The deeper source of “The Maud Poems” is matriarchal speech as a form of instruction, which was used by a distinct, rather isolated social group (“Pennsylvania Dutch”) at a certain moment in history to perpetuate longstanding ideas about correct behavior. While that specific group may have diminished, others have replaced it. There are as many as two hundred languages spoken in New York City alone. Each has its own idioms. While the division of poetry into text and speech was useful in the 1970s, it seems out of touch with the current state of affairs. Wheeler’s citation of Armand Schwerner — “Extension of the dramatic monologue into plurilogue” — feels more attuned to the different idioms and encodings one encounters. I would also advance that Wheeler and the other poets I cited recognize that idioms and slangs are evidence of the various processes of entropy and change each language undergoes at any one moment in time — that what interests them is the further changes that can be made to language; such developments are in fact central to their poetry practice.

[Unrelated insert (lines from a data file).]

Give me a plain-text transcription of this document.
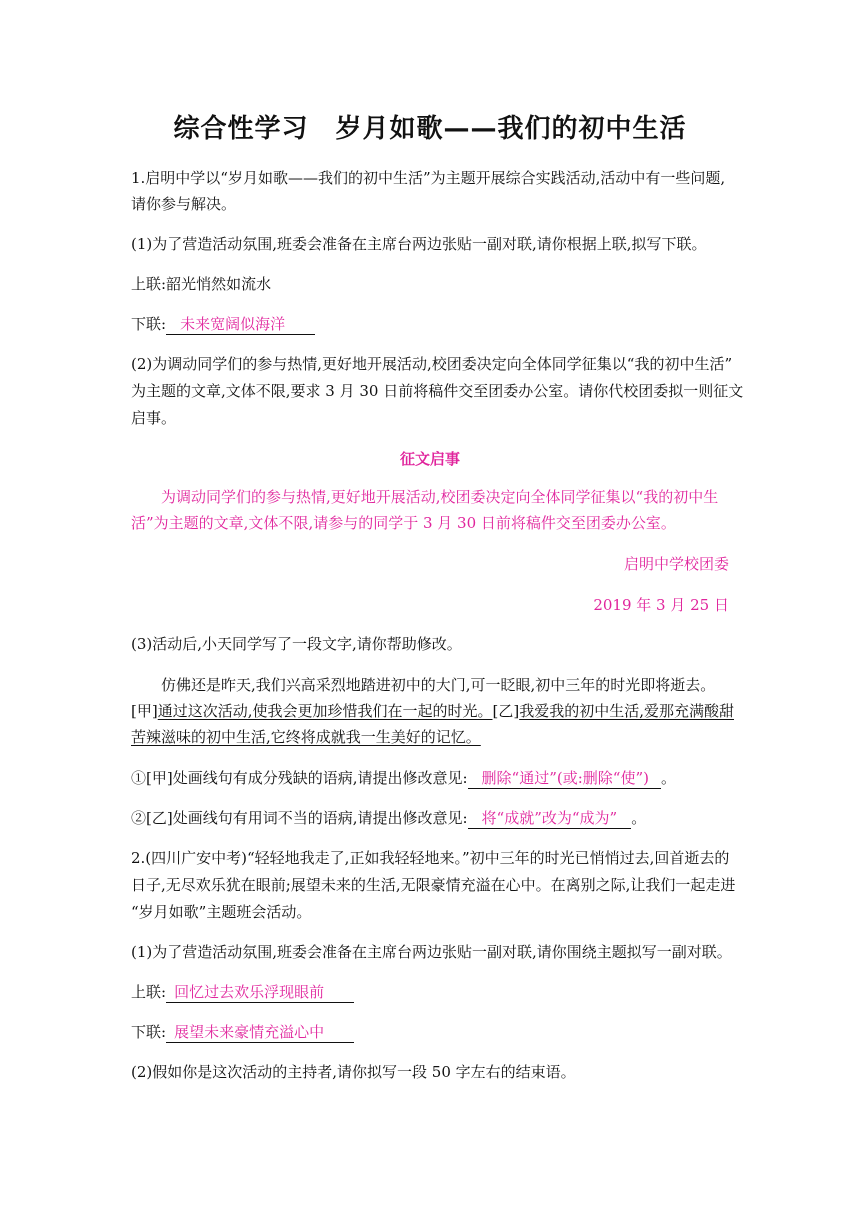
综合性学习　岁月如歌——我们的初中生活
1.启明中学以“岁月如歌——我们的初中生活”为主题开展综合实践活动,活动中有一些问题,
请你参与解决。
(1)为了营造活动氛围,班委会准备在主席台两边张贴一副对联,请你根据上联,拟写下联。
上联:韶光悄然如流水
下联: 未来宽阔似海洋
(2)为调动同学们的参与热情,更好地开展活动,校团委决定向全体同学征集以“我的初中生活”
为主题的文章,文体不限,要求 3 月 30 日前将稿件交至团委办公室。请你代校团委拟一则征文
启事。
征文启事
为调动同学们的参与热情,更好地开展活动,校团委决定向全体同学征集以“我的初中生
活”为主题的文章,文体不限,请参与的同学于 3 月 30 日前将稿件交至团委办公室。
启明中学校团委
2019 年 3 月 25 日
(3)活动后,小天同学写了一段文字,请你帮助修改。
仿佛还是昨天,我们兴高采烈地踏进初中的大门,可一眨眼,初中三年的时光即将逝去。
[甲]通过这次活动,使我会更加珍惜我们在一起的时光。[乙]我爱我的初中生活,爱那充满酸甜
苦辣滋味的初中生活,它终将成就我一生美好的记忆。
①[甲]处画线句有成分残缺的语病,请提出修改意见: 删除“通过”(或:删除“使”) 。
②[乙]处画线句有用词不当的语病,请提出修改意见: 将“成就”改为“成为” 。
2.(四川广安中考)“轻轻地我走了,正如我轻轻地来。”初中三年的时光已悄悄过去,回首逝去的
日子,无尽欢乐犹在眼前;展望未来的生活,无限豪情充溢在心中。在离别之际,让我们一起走进
“岁月如歌”主题班会活动。
(1)为了营造活动氛围,班委会准备在主席台两边张贴一副对联,请你围绕主题拟写一副对联。
上联: 回忆过去欢乐浮现眼前
下联: 展望未来豪情充溢心中
(2)假如你是这次活动的主持者,请你拟写一段 50 字左右的结束语。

Wheeler’s “Maud” evokes intimate family moments without ever devolving into anecdotes centrally occupied by a highly sensitive “I.” She doesn’t focus on dramatic moments, but on the everyday rituals when, as George Perec might say, nothing happens. The poet is acutely sensitive to the odd colorfulness of whomever is speaking, the sense of rightness that informs everything she says. More importantly, Wheeler neither defines herself as a victim nor privileges her feelings over others. There is a precision of observation that becomes weird, if thought about: “No, cocktail onions are just picked small.” By slowing down this speaker’s answer until it becomes words on a page, Wheeler underscores the imperious assumptions the speaker has made about the relationship between her leisure and the unseen labor. In these observations, the reader senses the poet’s growing consciousness of the network of capital that binds and separates us.
* * *
All the poems in “The Split” are untitled. There are lists, compressed haiku — like fragments, limericks and bits from made-up vaudeville songs. On opposite pages, we read these two verses:
I picked up a gal in bar.
She said she’s ignore my cigar.
But when I was done
Relieving my gun
She said I was not up to par.
He stumbled outside to his car
He couldn’t have gotten too far
For when I replied
Your trigger’s what died
He lit his exploding cigar.
It’s as if there are two choruses in a Greek play informing the audience as to what exactly is going on. Lowbrow humor and rhyme are used to shape feelings of rage, rejection, disappointment and impotence. This isn’t an “anecdote,” as Wheeler writes elsewhere, but “an event” in the form of facing ditties.
While one of the recurring themes in “The Split” is the end of a relationship, the scope of the subject extends in widening directions, from dead pets to God. One list poem begins every line with “Bye”:
Bye, kid in first grade on your paddle cart
Bye, Lorrain, Outward Bound in the snow
Bye, Motorcycle David
Near the middle of the poem:
Bye Dad, bye Mom.
Bye, Duncan’s dancing bear shining, shining.
Bye, great dogs I have known. Cats. Raccoon I hit.
And at the end:
Bye to the husband who was the best wife.
Bye to those I fear dead.
I know you all in his absence tonight.
I know you all in his absence tonight.
From limerick to elegy and prayer, and from prose to nursery rhyme, Wheeler uses different forms and ways of juxtaposing words, phrases and stanzas. Humor and sadness, celebration and dirges are inseparable. Her poems are infectious. I haven’t been able to shake myself free of them, but I am not trying to.
Susan Wheeler’s Meme is available at the University of Iowa Press website and other online booksellers.